Ownership qualifies a spouse to testify about value because they are familiar with the property, its condition and its worth as well as values of similar properties nearby. This can be particularly helpful for foreign real estate. An appraisal or other measure of real estate value like a government tax valuation may be difficult to obtain due to remoteness of the parcel, language barriers or difficulty of working with foreign authorities.

A caveat

Again citing Connecticut Practice Series, the opinion warns that while using an owning party’s “guestimate” of their property value in divorce is accepted by our courts, this can be “very subjective and often highly inaccurate.” If a future property sale is part of the divorce order, using the guessed value is not harmful if the parties will split the proceeds using a fraction, but if the order uses a specific value (spouse 1 gets $10 million and the rest to spouse 2), if the guess was far off the mark, one litigant’s share may be unfair.

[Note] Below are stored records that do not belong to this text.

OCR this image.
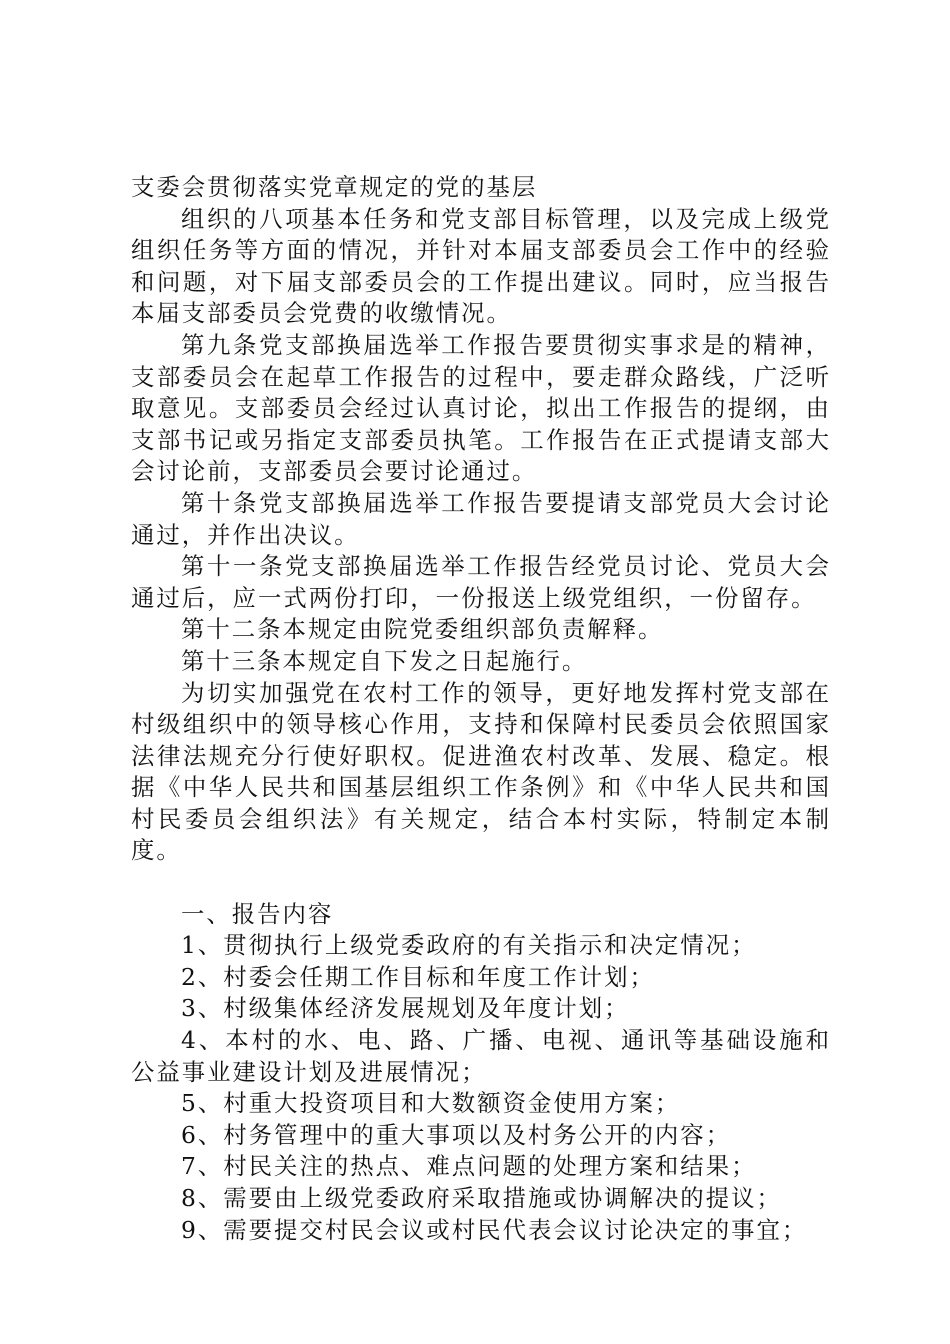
支委会贯彻落实党章规定的党的基层

组织的八项基本任务和党支部目标管理，以及完成上级党组织任务等方面的情况，并针对本届支部委员会工作中的经验和问题，对下届支部委员会的工作提出建议。同时，应当报告本届支部委员会党费的收缴情况。

第九条党支部换届选举工作报告要贯彻实事求是的精神，支部委员会在起草工作报告的过程中，要走群众路线，广泛听取意见。支部委员会经过认真讨论，拟出工作报告的提纲，由支部书记或另指定支部委员执笔。工作报告在正式提请支部大会讨论前，支部委员会要讨论通过。

第十条党支部换届选举工作报告要提请支部党员大会讨论通过，并作出决议。

第十一条党支部换届选举工作报告经党员讨论、党员大会通过后，应一式两份打印，一份报送上级党组织，一份留存。

第十二条本规定由院党委组织部负责解释。

第十三条本规定自下发之日起施行。

为切实加强党在农村工作的领导，更好地发挥村党支部在村级组织中的领导核心作用，支持和保障村民委员会依照国家法律法规充分行使好职权。促进渔农村改革、发展、稳定。根据《中华人民共和国基层组织工作条例》和《中华人民共和国村民委员会组织法》有关规定，结合本村实际，特制定本制度。

一、报告内容

1、贯彻执行上级党委政府的有关指示和决定情况；

2、村委会任期工作目标和年度工作计划；

3、村级集体经济发展规划及年度计划；

4、本村的水、电、路、广播、电视、通讯等基础设施和公益事业建设计划及进展情况；

5、村重大投资项目和大数额资金使用方案；

6、村务管理中的重大事项以及村务公开的内容；

7、村民关注的热点、难点问题的处理方案和结果；

8、需要由上级党委政府采取措施或协调解决的提议；

9、需要提交村民会议或村民代表会议讨论决定的事宜；
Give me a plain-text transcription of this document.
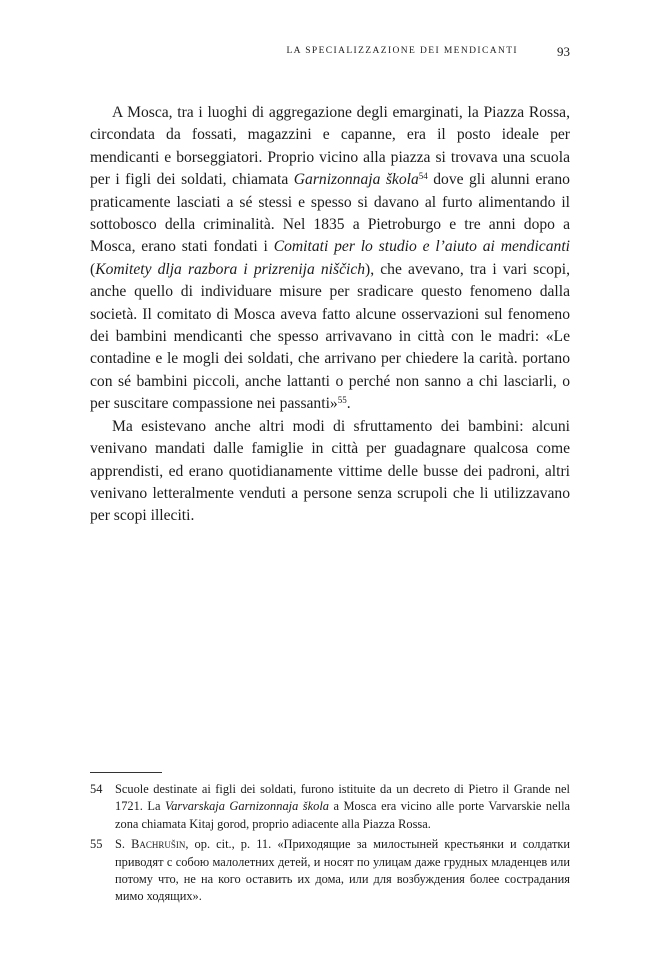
LA SPECIALIZZAZIONE DEI MENDICANTI	93

A Mosca, tra i luoghi di aggregazione degli emarginati, la Piazza Rossa, circondata da fossati, magazzini e capanne, era il posto ideale per mendicanti e borseggiatori. Proprio vicino alla piazza si trovava una scuola per i figli dei soldati, chiamata Garnizonnaja škola$^{54}$ dove gli alunni erano praticamente lasciati a sé stessi e spesso si davano al furto alimentando il sottobosco della criminalità. Nel 1835 a Pietroburgo e tre anni dopo a Mosca, erano stati fondati i Comitati per lo studio e l’aiuto ai mendicanti (Komitety dlja razbora i prizrenija niščich), che avevano, tra i vari scopi, anche quello di individuare misure per sradicare questo fenomeno dalla società. Il comitato di Mosca aveva fatto alcune osservazioni sul fenomeno dei bambini mendicanti che spesso arrivavano in città con le madri: «Le contadine e le mogli dei soldati, che arrivano per chiedere la carità. portano con sé bambini piccoli, anche lattanti o perché non sanno a chi lasciarli, o per suscitare compassione nei passanti»$^{55}$.

Ma esistevano anche altri modi di sfruttamento dei bambini: alcuni venivano mandati dalle famiglie in città per guadagnare qualcosa come apprendisti, ed erano quotidianamente vittime delle busse dei padroni, altri venivano letteralmente venduti a persone senza scrupoli che li utilizzavano per scopi illeciti.

54 Scuole destinate ai figli dei soldati, furono istituite da un decreto di Pietro il Grande nel 1721. La Varvarskaja Garnizonnaja škola a Mosca era vicino alle porte Varvarskie nella zona chiamata Kitaj gorod, proprio adiacente alla Piazza Rossa.
55 S. Bachrušin, op. cit., p. 11. «Приходящие за милостыней крестьянки и солдатки приводят с собою малолетних детей, и носят по улицам даже грудных младенцев или потому что, не на кого оставить их дома, или для возбуждения более сострадания мимо ходящих».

Ultimately, the judge will decide what weight the owner’s testimony as to value will carry. In the case of overseas real estate, not every owner will be equipped to testify accurately about valuation, especially for commercial real estate or extensive private holdings.

Finally, there may be rare occasions when a nonowner (and nonexpert) might be allowed to testify as to value. For example, in Porter v. Thrane, 98 Conn.App. 336 (2011), the court mentioned a case where the former owner of a real estate parcel was allowed to testify about its value and another where a judge let the son of an oyster business owner testify about the value of an oyster bed.

This opens the door a crack to the possibility of testimony from a nonowner, nonexpert who could shed light on the value of foreign real estate. Perhaps because of the scarcity of relevant evidence, the court might consider other relevant sources since its discretion is so broad. Legal counsel will be able to analyze the available evidence and potential for such an argument. Of course, a litigant may call its own expert witnesses such as appraisers or other real estate professionals, although the location of the realty abroad makes this a more arduous effort.

What other evidence of value could be relevant to the court?

The judge in Owusu gives advice about potentially relevant evidence of valuation of foreign real estate:

  • The litigants could agree on a local appraiser abroad and stipulate to accept their valuation.
  • Either litigant could retain an appraiser and bring them to Connecticut for live testimony.
  • The parties could agree to average the valuation amounts of two appraisers.
  • They could agree on a valuation figure.

In Desai v. Desai, 119 Conn.App. 224 (2010), the appellate court held the trial judge had properly considered an appraisal submitted by one of the litigants, the litigants’ opinions about valuation and the judge’s own knowledge about market decline.

While this concerned Connecticut real estate, it suggests that a state judge might consider a foreign appraisal on paper without the appraiser’s live testimony. The court’s wide discretion in admitting evidence of real estate value allows litigants and their divorce attorneys to think creatively about how to produce relevant evidence of foreign asset value. For example, in this time of more flexibility because of the pandemic, a judge may agree to hear the testimony of a foreign appraiser via a video platform.

Finally, the judge may select and appoint an expert witness if they feel they require further evidence of valuation. See Connecticut Practice Book 2022, Sec. 25-33. Especially for foreign real estate of high value or complexity, a litigant should work with an experienced and knowledgeable lawyer to determine what available evidence of valuation would be most helpful to the judge. While getting such evidence may be difficult for foreign real estate, the decision to do so may be right for some litigants.